Eduardo Madeira
ISIS FAUN OU
A BIBLIOTECA DE MADRID
(Para L.S., que fica)
Fecha os olhos que eu te toco o rosto e te falo do mar, te falo do deserto, te falo das coisas feias e das coisas vis, te falo da guerra e te toco no pau. Falo-te das bibliotecas de Madrid, da paz que eu senti, do choro no orgasmo, das músicas que jamais ouvimos, das imagens que jamais compartilhamos.
Uma delas, falo das bibliotecas, foi-me leito. Dormia lá, empertigada entre livros e sonhos. Inclusive o sonho de lhe encontrar, e te falar também do mar e das baratas que abriguei no estômago. Mas você. Tua alma é grego pras minhas demandas. Quem sabe basco, a língua do diabo. Teu foro íntimo é página cifrada da nossa história.

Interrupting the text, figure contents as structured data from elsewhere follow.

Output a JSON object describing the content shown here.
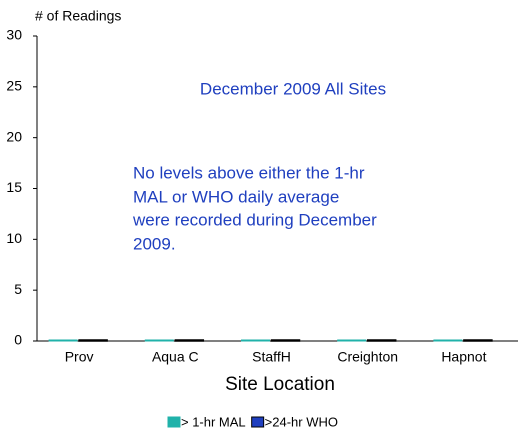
{
  "chart_data": {
    "type": "bar",
    "y_label": "# of Readings",
    "x_label": "Site Location",
    "annotations": [
      "December 2009 All Sites",
      "No levels above either the 1-hr",
      "MAL or WHO daily average",
      "were recorded during December",
      "2009."
    ],
    "categories": [
      "Prov",
      "Aqua C",
      "StaffH",
      "Creighton",
      "Hapnot"
    ],
    "series": [
      {
        "name": "> 1-hr MAL",
        "color": "#20b2aa",
        "values": [
          0,
          0,
          0,
          0,
          0
        ]
      },
      {
        "name": ">24-hr WHO",
        "color": "#1f3fbf",
        "values": [
          0,
          0,
          0,
          0,
          0
        ]
      }
    ],
    "ylim": [
      0,
      30
    ],
    "yticks": [
      0,
      5,
      10,
      15,
      20,
      25,
      30
    ],
    "legend": "bottom"
  }
}
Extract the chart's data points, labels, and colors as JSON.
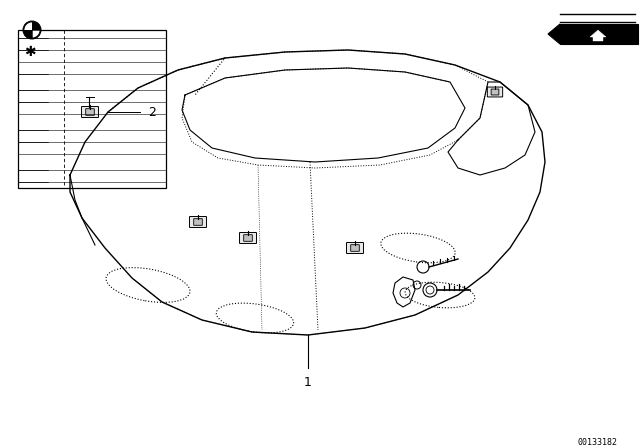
{
  "background_color": "#ffffff",
  "line_color": "#000000",
  "text_color": "#000000",
  "part_number": "00133182",
  "label_1": "1",
  "label_2": "2",
  "fig_width": 6.4,
  "fig_height": 4.48,
  "dpi": 100
}
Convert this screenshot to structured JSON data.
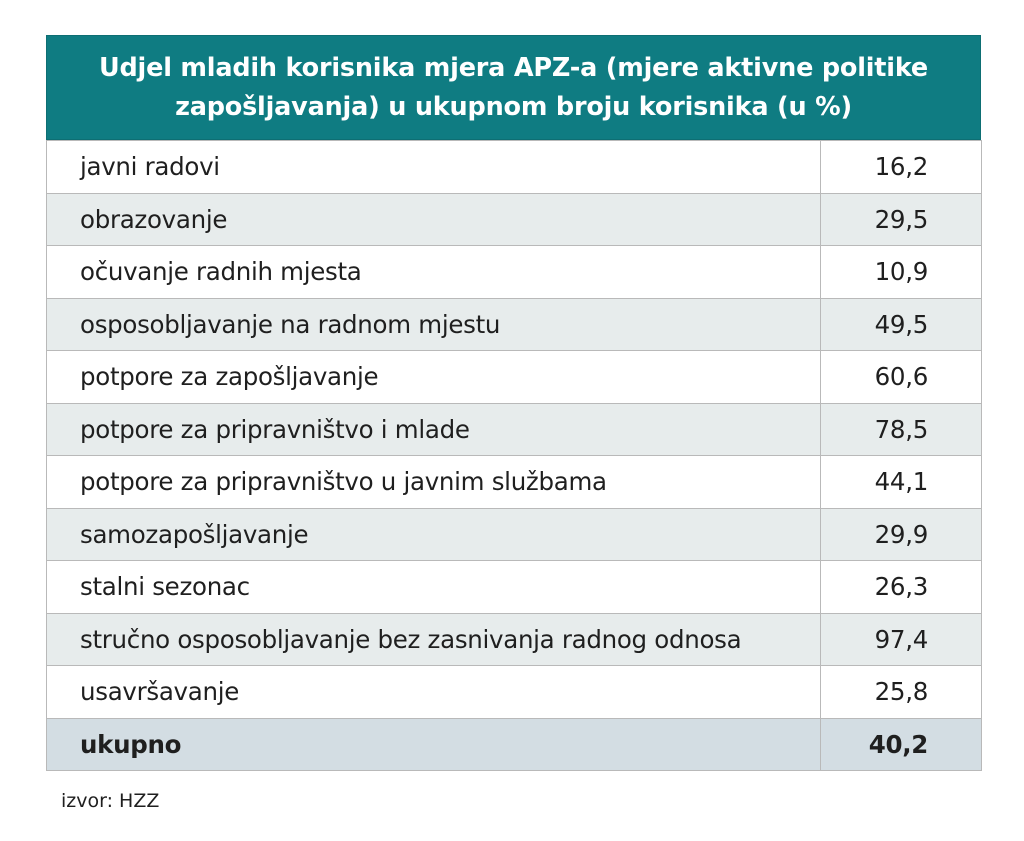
{
  "chart_data": {
    "type": "table",
    "title": "Udjel mladih korisnika mjera APZ-a (mjere aktivne politike zapošljavanja) u ukupnom broju korisnika (u %)",
    "columns": [
      "",
      ""
    ],
    "rows": [
      {
        "label": "javni radovi",
        "value": "16,2"
      },
      {
        "label": "obrazovanje",
        "value": "29,5"
      },
      {
        "label": "očuvanje radnih mjesta",
        "value": "10,9"
      },
      {
        "label": "osposobljavanje na radnom mjestu",
        "value": "49,5"
      },
      {
        "label": "potpore za zapošljavanje",
        "value": "60,6"
      },
      {
        "label": "potpore za pripravništvo i mlade",
        "value": "78,5"
      },
      {
        "label": "potpore za pripravništvo u javnim službama",
        "value": "44,1"
      },
      {
        "label": "samozapošljavanje",
        "value": "29,9"
      },
      {
        "label": "stalni sezonac",
        "value": "26,3"
      },
      {
        "label": "stručno osposobljavanje bez zasnivanja radnog odnosa",
        "value": "97,4"
      },
      {
        "label": "usavršavanje",
        "value": "25,8"
      }
    ],
    "total": {
      "label": "ukupno",
      "value": "40,2"
    },
    "source": "izvor: HZZ"
  },
  "colors": {
    "header_bg": "#0f7c82",
    "header_text": "#ffffff",
    "row_alt_bg": "#e7ecec",
    "total_bg": "#d3dde3",
    "border": "#b9b9b9"
  }
}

Meus olhinhos de pinball, atônitos, miraram seus olhos de jabuticaba que, distantes, miravam o horizonte ou a ti mesmo. Ainda não sei qual dos dois era mais longe.

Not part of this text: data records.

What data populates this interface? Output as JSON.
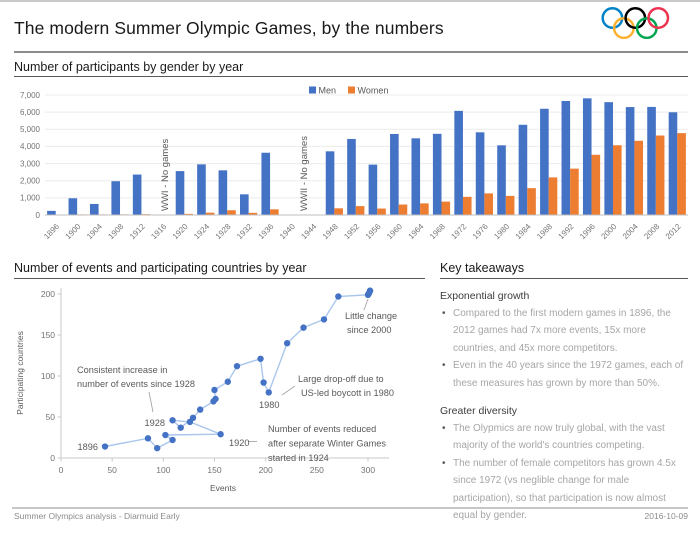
{
  "page": {
    "title": "The modern Summer Olympic Games, by the numbers",
    "footer_left": "Summer Olympics analysis - Diarmuid Early",
    "footer_right": "2016-10-09"
  },
  "olympic_rings": {
    "colors": [
      "#0081C8",
      "#FCB131",
      "#000000",
      "#00A651",
      "#EE334E"
    ]
  },
  "sections": {
    "takeaways": {
      "title": "Key takeaways",
      "groups": [
        {
          "heading": "Exponential growth",
          "bullets": [
            "Compared to the first modern games in 1896, the 2012 games had 7x more events, 15x more countries, and 45x more competitors.",
            "Even in the 40 years since the 1972 games, each of these measures has grown by more than 50%."
          ]
        },
        {
          "heading": "Greater diversity",
          "bullets": [
            "The Olypmics are now truly global, with the vast majority of the world's countries competing.",
            "The number of female competitors has grown 4.5x since 1972 (vs neglible change for male participation), so that participation is now almost equal by gender."
          ]
        }
      ]
    }
  },
  "chart_data": [
    {
      "id": "participants_by_gender",
      "type": "bar",
      "title": "Number of participants by gender by year",
      "categories": [
        1896,
        1900,
        1904,
        1908,
        1912,
        1916,
        1920,
        1924,
        1928,
        1932,
        1936,
        1940,
        1944,
        1948,
        1952,
        1956,
        1960,
        1964,
        1968,
        1972,
        1976,
        1980,
        1984,
        1988,
        1992,
        1996,
        2000,
        2004,
        2008,
        2012
      ],
      "series": [
        {
          "name": "Men",
          "color": "#4472C4",
          "values": [
            241,
            975,
            645,
            1971,
            2359,
            null,
            2561,
            2954,
            2606,
            1206,
            3632,
            null,
            null,
            3714,
            4436,
            2938,
            4727,
            4473,
            4735,
            6075,
            4824,
            4064,
            5263,
            6197,
            6652,
            6806,
            6582,
            6296,
            6305,
            5992
          ]
        },
        {
          "name": "Women",
          "color": "#ED7D31",
          "values": [
            0,
            22,
            6,
            37,
            48,
            null,
            65,
            135,
            277,
            126,
            331,
            null,
            null,
            390,
            519,
            376,
            611,
            678,
            781,
            1059,
            1260,
            1115,
            1566,
            2194,
            2704,
            3512,
            4069,
            4329,
            4637,
            4776
          ]
        }
      ],
      "ylim": [
        0,
        7000
      ],
      "ytick_step": 1000,
      "grid": true,
      "legend_position": "top-center",
      "no_games_notes": [
        {
          "label": "WWI - No games",
          "category": 1916
        },
        {
          "label": "WWII - No games",
          "category": 1942
        }
      ]
    },
    {
      "id": "events_vs_countries",
      "type": "scatter",
      "title": "Number of events and participating countries by year",
      "xlabel": "Events",
      "ylabel": "Participating countries",
      "xticks": [
        0,
        50,
        100,
        150,
        200,
        250,
        300
      ],
      "yticks": [
        0,
        50,
        100,
        150,
        200
      ],
      "line_color": "#A9C6EC",
      "marker_color": "#4472C4",
      "points": [
        {
          "year": 1896,
          "events": 43,
          "countries": 14
        },
        {
          "year": 1900,
          "events": 85,
          "countries": 24
        },
        {
          "year": 1904,
          "events": 94,
          "countries": 12
        },
        {
          "year": 1908,
          "events": 109,
          "countries": 22
        },
        {
          "year": 1912,
          "events": 102,
          "countries": 28
        },
        {
          "year": 1920,
          "events": 156,
          "countries": 29
        },
        {
          "year": 1924,
          "events": 126,
          "countries": 44
        },
        {
          "year": 1928,
          "events": 109,
          "countries": 46
        },
        {
          "year": 1932,
          "events": 117,
          "countries": 37
        },
        {
          "year": 1936,
          "events": 129,
          "countries": 49
        },
        {
          "year": 1948,
          "events": 136,
          "countries": 59
        },
        {
          "year": 1952,
          "events": 149,
          "countries": 69
        },
        {
          "year": 1956,
          "events": 151,
          "countries": 72
        },
        {
          "year": 1960,
          "events": 150,
          "countries": 83
        },
        {
          "year": 1964,
          "events": 163,
          "countries": 93
        },
        {
          "year": 1968,
          "events": 172,
          "countries": 112
        },
        {
          "year": 1972,
          "events": 195,
          "countries": 121
        },
        {
          "year": 1976,
          "events": 198,
          "countries": 92
        },
        {
          "year": 1980,
          "events": 203,
          "countries": 80
        },
        {
          "year": 1984,
          "events": 221,
          "countries": 140
        },
        {
          "year": 1988,
          "events": 237,
          "countries": 159
        },
        {
          "year": 1992,
          "events": 257,
          "countries": 169
        },
        {
          "year": 1996,
          "events": 271,
          "countries": 197
        },
        {
          "year": 2000,
          "events": 300,
          "countries": 199
        },
        {
          "year": 2004,
          "events": 301,
          "countries": 201
        },
        {
          "year": 2008,
          "events": 302,
          "countries": 204
        },
        {
          "year": 2012,
          "events": 302,
          "countries": 204
        }
      ],
      "point_labels": [
        1896,
        1920,
        1928,
        1980
      ],
      "annotations": [
        {
          "id": "since1928",
          "lines": [
            "Consistent increase in",
            "number of events since 1928"
          ]
        },
        {
          "id": "winter",
          "lines": [
            "Number of events reduced",
            "after separate Winter Games",
            "started in 1924"
          ]
        },
        {
          "id": "boycott",
          "lines": [
            "Large drop-off due to",
            "US-led boycott in 1980"
          ]
        },
        {
          "id": "littlechange",
          "lines": [
            "Little change",
            "since 2000"
          ]
        }
      ]
    }
  ]
}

Agora escuto aquela música. Eu tenho a sensação de que todos nós, seres humanos, já fomos um dia entidades maiores, de proporções colossais, com uma noção de consciência completamente diferente e feitos de uma matéria que obedecia a outras leis, a outras forças. Um dia, todos nós colidimos, e nossas partes se espalharam ao longo da existência, formando aquilo tudo que chamamos de universo. Coisas, afetos, pessoas, palavras, números, sorte, desejo, prédios, musas, cavalos, aparelhos, plantas, lebres-do-mar. Eu suspeito que essa música seja uma dessas partes, e que ela tenha vindo de mim. Não vou deixar de escutá-la. Você não tira ela de mim.
Você foi sem ter chegado exatamente, sem ter enxergado exatamente. E la nave va, e o que será será. Meus ouvidos auscultam teu silêncio. Meus dedos finos afagam os encalços do teu ir. A música fica.